UCLA Loaded With Elite Talent - Six of UCLA's 12 team members have been members of their countries' national teams, while three were on Olympic teams and four were on World Championship teams. UCLA's Olympians are Kristen Maloney (2000 U.S. team), Kate Richardson (2000 and 2004 Canadian team) and Tasha Schwikert (2000 U.S. and 2004 U.S. alternate). Ashley Peckett competed at two World Championships for Canada.Four Bruins have won a total of 16 National Championships for their respective countries - Maloney (1998 and 1999 all-around, 2000 vault and floor), Peckett (2002 beam), Richardson (2000 vault and 2001 all-around, vault, bars and beam) and Schwikert (2001 all-around and beam; 2002 all-around, bars and floor; 2004 bars).
Waller, Bhardwaj Team Up For Olympic Triumph - Bruin assistant coach Chris Waller played a significant role in the 2004 Olympic Games, coaching U.S. team captain and former Bruin Mohini Bhardwaj, who led the USA to a team silver medal. Bhardwaj also found individual success, qualifying for the floor exercise finals and placing seventh and placing eighth in all-around in preliminaries (she was unable to compete in the all-around finals, however, due to the two-per-country rule).

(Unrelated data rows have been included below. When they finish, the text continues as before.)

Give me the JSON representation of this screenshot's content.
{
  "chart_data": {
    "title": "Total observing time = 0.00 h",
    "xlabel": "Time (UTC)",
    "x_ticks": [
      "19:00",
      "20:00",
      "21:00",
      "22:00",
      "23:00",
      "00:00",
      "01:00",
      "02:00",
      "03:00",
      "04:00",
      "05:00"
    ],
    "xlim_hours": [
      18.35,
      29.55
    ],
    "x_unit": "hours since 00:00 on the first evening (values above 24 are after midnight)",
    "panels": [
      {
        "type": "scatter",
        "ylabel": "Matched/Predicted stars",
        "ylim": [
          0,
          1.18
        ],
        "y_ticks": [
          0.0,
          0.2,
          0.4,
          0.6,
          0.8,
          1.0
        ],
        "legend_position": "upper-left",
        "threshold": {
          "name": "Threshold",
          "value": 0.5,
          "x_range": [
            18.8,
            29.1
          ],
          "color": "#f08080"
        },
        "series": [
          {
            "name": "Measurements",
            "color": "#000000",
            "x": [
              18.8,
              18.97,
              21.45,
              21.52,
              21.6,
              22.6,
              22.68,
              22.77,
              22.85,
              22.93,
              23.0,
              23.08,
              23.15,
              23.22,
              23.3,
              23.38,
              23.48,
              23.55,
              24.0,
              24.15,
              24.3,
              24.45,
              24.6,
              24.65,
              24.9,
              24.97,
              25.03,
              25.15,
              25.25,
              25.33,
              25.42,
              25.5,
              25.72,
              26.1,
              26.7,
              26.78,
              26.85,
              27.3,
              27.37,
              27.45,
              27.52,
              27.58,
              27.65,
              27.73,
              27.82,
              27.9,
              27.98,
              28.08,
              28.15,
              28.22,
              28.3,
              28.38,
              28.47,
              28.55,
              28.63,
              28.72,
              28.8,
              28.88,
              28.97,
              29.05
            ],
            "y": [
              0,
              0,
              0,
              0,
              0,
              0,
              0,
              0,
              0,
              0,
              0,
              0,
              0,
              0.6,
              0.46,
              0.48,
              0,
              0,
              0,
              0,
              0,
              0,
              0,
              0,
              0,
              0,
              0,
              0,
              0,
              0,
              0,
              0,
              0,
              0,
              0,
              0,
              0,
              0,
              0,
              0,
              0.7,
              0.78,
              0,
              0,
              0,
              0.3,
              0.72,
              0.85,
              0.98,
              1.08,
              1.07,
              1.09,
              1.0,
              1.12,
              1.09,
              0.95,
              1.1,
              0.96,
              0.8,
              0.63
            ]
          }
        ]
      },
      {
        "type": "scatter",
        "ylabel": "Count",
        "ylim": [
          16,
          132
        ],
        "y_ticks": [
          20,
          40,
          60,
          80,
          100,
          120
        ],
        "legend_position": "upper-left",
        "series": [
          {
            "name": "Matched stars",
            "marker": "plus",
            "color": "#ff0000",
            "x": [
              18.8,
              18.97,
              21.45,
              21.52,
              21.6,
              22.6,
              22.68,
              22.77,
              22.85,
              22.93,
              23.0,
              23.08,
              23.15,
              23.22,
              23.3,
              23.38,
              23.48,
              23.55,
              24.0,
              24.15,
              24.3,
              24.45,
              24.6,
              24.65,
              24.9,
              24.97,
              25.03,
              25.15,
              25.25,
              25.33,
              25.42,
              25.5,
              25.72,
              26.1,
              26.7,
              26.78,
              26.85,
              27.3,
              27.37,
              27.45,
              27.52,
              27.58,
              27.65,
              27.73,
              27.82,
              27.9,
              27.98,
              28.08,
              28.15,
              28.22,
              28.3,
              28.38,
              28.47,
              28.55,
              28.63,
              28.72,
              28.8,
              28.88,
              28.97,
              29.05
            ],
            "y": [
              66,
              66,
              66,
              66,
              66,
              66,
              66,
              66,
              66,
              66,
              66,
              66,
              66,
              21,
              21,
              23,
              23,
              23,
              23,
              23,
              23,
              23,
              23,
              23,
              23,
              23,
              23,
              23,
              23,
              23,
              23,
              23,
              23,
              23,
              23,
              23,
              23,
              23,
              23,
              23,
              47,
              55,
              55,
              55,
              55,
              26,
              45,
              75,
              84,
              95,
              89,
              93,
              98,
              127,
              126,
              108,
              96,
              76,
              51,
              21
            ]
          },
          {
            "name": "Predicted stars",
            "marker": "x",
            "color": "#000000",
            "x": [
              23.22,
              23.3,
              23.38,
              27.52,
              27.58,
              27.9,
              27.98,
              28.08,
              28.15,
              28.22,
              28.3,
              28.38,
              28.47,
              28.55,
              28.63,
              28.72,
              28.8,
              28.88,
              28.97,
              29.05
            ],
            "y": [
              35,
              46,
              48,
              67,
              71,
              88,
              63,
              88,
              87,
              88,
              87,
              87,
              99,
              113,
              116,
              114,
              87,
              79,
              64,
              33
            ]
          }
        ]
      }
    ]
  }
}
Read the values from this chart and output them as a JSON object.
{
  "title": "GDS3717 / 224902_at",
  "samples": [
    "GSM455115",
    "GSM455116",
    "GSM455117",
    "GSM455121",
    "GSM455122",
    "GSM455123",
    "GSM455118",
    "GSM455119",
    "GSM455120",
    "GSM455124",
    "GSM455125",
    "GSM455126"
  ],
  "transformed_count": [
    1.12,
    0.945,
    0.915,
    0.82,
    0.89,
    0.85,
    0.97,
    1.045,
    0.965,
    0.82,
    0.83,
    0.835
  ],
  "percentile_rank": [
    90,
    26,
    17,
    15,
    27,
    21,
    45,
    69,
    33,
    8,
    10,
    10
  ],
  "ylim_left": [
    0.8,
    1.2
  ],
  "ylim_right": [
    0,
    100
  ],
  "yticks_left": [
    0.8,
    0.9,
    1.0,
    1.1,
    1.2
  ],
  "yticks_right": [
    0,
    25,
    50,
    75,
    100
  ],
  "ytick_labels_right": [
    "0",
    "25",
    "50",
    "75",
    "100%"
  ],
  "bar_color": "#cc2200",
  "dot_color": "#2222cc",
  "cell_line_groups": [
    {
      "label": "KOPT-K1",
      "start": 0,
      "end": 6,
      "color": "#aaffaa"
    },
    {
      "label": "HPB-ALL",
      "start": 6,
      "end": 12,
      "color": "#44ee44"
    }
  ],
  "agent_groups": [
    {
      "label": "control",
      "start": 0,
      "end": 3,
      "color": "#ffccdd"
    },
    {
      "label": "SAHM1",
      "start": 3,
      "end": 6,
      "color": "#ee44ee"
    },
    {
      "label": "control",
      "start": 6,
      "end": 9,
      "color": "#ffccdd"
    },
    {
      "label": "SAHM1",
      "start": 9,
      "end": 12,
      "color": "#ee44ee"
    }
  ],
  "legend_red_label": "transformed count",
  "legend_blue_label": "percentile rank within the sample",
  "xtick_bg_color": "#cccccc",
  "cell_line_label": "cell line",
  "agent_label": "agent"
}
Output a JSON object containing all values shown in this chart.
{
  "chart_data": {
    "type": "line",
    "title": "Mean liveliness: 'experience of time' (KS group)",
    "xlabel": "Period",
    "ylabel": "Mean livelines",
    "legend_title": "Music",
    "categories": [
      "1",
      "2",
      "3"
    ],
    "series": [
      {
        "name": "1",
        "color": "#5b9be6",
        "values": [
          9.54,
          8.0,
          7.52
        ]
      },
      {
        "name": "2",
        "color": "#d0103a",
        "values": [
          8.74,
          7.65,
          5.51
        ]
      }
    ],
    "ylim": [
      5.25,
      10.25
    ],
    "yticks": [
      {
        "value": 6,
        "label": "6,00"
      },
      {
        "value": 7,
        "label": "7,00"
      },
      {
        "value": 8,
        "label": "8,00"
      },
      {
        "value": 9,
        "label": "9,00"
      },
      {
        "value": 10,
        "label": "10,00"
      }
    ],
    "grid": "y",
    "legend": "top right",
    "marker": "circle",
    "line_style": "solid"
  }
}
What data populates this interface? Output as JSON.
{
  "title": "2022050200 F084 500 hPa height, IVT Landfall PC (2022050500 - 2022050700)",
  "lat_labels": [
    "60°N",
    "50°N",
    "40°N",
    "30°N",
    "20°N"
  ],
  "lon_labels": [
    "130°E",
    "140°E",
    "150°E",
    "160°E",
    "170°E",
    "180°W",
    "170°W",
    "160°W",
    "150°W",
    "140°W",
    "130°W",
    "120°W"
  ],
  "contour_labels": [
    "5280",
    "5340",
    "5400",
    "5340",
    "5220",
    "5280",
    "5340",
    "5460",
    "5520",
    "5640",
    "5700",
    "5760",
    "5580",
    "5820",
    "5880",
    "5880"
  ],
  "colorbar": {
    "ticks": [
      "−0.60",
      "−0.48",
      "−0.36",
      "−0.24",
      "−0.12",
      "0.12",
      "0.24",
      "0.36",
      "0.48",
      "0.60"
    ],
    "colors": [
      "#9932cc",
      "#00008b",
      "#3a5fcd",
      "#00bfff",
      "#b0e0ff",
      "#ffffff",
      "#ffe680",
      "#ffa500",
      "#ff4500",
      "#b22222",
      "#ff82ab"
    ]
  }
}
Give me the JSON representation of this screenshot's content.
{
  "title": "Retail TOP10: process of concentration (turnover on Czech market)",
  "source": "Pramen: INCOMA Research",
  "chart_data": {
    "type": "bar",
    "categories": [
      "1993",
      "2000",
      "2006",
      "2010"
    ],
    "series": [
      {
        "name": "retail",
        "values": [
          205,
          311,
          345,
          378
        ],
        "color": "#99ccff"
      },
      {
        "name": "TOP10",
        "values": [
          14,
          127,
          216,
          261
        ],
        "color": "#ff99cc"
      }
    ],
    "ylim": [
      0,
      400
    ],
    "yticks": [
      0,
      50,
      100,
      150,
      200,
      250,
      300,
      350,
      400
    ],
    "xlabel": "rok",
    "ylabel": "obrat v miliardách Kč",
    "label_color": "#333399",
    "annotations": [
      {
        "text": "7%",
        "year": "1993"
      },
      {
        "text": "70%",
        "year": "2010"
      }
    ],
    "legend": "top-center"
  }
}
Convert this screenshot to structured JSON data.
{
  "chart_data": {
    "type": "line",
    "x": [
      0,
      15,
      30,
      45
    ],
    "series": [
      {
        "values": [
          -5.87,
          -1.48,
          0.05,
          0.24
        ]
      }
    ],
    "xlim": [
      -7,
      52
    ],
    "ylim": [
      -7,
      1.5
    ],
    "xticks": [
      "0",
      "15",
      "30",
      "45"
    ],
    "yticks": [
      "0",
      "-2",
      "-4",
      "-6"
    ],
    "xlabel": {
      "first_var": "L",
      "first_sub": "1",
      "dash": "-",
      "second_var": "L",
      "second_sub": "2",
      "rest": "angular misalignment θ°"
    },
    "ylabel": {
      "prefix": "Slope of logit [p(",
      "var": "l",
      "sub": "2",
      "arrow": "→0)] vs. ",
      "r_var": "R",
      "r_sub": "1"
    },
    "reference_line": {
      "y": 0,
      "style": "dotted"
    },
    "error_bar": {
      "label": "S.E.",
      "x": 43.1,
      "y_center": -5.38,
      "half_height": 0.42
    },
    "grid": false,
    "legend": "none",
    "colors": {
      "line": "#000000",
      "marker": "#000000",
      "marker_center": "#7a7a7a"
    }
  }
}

Comforte, Chan, Dantzscher Twins To Join Bruins In 2006 - UCLA has signed U.S. National Team member Kristina Comforte, Level 10 national all-around champion Melissa Chan and former international elites Jalynne and Janelle Dantzscher to national letters of intent. The four standouts will join the Bruin squad for the 2006 season.
Comforte, from Burr Ridge, IL (Illinois Gymnastics Institute) was the national vault runner-up in 2003 and the junior national champion in 2002. She is a two-time national team member. Chan, a former U.S. junior national vault champion from Los Gatos (Airborne Gymnastics), won the 2004 Level 10 (Senior C) national titles in the all-around, vault and beam. The San Dimas-based Dantzscher twins are the younger sisters of former Bruin superstar Jamie Dantzscher and train at SCEGA. Jalynne won the 2004 Level 10 (Senior A) national all-around and floor exercise titles. Janelle placed 11th in the all-around, third on vault and fifth on beam at the Regional Championships in 2004 and was the all-around, beam and floor regional champion in 2003.